Something scratched his brain. A strange notion.

.

A voice. A familiar one.

.

"... It's me.

I've reached the target destination. I have visual confirmation of the smoke signal's coordinates."

.

Ines, he immediately pinned it to a face. It was her, he knew it well. Bound to know it. He spent half his conscious life with her already. It wasn't true, but that's what it felt like, anyway.

.

"It's been a while since our last fight with the other mercenaries. We've taken some losses."

.

Some losses. Andrew remembered taking losses. Loss after loss, that's how his life went. Loss after loss.

Mom, at first. He couldn't even remember her face. He never really did.

Then, Lem and Mosti. They weren't dead. So he hoped, at least. They weren't dead, but Andy knew he'd never see them, ever again. He's already come to terms with it.

Dad. He couldn't say a single word about the man. Couldn't admit anything, not even here. Not even in the land of the dead.

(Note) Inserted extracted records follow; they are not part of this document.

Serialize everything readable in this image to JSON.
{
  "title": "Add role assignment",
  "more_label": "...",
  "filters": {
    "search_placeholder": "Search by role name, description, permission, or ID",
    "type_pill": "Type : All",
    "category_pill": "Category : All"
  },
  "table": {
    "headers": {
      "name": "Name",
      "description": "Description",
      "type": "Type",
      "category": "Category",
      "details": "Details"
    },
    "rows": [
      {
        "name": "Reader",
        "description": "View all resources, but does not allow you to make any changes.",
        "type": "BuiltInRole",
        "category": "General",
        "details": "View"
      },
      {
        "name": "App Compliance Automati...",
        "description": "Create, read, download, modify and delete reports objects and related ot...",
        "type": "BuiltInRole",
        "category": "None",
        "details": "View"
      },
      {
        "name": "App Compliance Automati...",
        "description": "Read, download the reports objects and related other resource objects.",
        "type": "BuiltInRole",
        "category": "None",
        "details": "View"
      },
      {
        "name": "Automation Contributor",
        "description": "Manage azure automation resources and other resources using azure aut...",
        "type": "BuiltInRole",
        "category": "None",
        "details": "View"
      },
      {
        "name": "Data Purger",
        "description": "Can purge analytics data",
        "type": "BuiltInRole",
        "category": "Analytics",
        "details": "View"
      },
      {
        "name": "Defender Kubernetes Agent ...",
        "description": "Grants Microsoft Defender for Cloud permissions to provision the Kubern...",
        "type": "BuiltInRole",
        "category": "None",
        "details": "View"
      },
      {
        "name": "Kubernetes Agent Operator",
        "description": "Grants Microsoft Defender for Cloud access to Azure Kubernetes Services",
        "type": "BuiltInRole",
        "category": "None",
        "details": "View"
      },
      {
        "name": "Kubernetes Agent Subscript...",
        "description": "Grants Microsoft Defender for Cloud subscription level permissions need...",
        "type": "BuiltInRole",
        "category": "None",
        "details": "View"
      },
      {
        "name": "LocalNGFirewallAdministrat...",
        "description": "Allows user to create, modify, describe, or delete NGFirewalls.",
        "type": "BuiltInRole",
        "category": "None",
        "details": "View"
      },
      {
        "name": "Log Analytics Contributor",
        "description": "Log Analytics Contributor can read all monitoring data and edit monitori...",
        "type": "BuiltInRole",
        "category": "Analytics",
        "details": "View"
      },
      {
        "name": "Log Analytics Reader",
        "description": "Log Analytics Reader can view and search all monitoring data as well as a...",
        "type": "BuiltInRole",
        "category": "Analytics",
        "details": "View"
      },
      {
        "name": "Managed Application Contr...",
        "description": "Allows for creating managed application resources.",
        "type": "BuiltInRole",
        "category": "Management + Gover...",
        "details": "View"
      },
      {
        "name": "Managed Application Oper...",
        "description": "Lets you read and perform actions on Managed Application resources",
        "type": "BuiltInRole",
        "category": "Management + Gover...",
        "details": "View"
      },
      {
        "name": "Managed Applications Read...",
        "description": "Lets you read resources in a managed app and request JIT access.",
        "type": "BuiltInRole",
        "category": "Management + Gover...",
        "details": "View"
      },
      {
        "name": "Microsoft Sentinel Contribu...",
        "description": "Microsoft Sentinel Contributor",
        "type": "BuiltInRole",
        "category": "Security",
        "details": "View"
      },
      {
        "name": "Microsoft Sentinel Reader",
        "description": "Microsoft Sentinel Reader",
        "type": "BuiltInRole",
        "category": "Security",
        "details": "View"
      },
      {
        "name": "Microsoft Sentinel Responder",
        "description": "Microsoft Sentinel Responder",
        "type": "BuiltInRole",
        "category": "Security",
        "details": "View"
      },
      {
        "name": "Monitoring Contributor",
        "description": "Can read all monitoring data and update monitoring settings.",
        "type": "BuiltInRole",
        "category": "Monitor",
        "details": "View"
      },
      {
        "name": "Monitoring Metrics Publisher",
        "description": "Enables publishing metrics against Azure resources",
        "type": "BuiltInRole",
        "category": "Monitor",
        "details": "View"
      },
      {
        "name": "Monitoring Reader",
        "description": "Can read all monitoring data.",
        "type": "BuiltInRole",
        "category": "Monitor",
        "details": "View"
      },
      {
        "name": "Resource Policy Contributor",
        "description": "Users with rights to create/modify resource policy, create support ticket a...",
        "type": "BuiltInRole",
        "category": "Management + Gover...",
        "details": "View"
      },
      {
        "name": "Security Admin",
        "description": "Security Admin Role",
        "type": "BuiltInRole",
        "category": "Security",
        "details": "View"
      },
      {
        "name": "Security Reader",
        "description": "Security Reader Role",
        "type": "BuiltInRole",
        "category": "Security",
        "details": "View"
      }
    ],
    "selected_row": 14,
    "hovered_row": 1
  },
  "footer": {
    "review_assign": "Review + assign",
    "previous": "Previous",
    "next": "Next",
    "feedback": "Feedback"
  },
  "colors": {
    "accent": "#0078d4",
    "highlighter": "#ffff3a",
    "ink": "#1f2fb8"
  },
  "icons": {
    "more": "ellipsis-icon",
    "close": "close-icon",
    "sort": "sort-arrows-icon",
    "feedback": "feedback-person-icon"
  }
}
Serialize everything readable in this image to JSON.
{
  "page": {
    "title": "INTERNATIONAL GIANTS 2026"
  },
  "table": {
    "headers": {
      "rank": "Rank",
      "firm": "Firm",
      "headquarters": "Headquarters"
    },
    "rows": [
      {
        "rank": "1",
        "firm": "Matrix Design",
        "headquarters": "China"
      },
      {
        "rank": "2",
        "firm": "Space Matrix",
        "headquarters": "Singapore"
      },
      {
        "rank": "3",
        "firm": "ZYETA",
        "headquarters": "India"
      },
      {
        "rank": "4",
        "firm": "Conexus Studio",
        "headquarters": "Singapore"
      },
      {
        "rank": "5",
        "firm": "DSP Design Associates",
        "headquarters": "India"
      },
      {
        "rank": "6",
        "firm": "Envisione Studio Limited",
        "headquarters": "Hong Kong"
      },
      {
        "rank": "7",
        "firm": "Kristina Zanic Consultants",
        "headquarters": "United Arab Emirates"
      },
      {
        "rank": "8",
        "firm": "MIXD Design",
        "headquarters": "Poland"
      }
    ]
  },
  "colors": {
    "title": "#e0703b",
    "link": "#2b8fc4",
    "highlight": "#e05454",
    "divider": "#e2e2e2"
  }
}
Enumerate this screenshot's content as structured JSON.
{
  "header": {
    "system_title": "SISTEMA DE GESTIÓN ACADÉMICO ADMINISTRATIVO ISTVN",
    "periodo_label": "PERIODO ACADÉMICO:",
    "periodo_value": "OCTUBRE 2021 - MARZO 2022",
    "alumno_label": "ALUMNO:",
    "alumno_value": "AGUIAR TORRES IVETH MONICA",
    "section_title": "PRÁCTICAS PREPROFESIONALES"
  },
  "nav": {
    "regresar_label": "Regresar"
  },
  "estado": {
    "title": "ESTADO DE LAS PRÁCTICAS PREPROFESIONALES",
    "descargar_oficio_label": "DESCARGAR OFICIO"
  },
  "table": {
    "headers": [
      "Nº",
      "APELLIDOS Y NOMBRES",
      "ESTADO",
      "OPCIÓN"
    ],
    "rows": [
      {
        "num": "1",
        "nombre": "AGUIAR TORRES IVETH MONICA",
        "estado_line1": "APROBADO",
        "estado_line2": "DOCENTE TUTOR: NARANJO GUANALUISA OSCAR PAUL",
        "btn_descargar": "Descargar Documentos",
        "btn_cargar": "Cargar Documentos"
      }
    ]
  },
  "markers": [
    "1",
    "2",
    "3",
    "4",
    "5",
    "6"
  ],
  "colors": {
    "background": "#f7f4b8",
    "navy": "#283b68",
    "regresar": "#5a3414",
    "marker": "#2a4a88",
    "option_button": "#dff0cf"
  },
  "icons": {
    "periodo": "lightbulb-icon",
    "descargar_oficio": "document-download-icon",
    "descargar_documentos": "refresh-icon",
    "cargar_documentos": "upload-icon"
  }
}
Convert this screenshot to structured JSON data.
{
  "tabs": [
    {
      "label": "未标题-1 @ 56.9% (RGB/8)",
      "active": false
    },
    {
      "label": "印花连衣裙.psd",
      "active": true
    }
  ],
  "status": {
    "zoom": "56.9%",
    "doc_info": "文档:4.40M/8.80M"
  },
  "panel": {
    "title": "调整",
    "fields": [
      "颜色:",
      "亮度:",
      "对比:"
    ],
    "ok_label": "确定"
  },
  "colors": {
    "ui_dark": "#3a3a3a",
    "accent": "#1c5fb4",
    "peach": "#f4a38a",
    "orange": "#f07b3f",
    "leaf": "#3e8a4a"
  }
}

Droz and Isaiah. He's lost them twice. First, when the Catastrophe had taken their bodies and wrapped in its ever-looming veil of thundering Originium clouds, and second, when he ditched the guns appropriately named after the memory of the two.

Ricketts. Fallen, just like him. Is it every Fallen's duty to die a horrible death? He should've asked him. He really should have, but instead he only robbed him of his name and dragged it across the mud of Kazdel.

And W.

The thought was unacceptable.

It couldn't fully materialize, because he knew it wasn't true. It was a hoax, or an arts mirage. A false image.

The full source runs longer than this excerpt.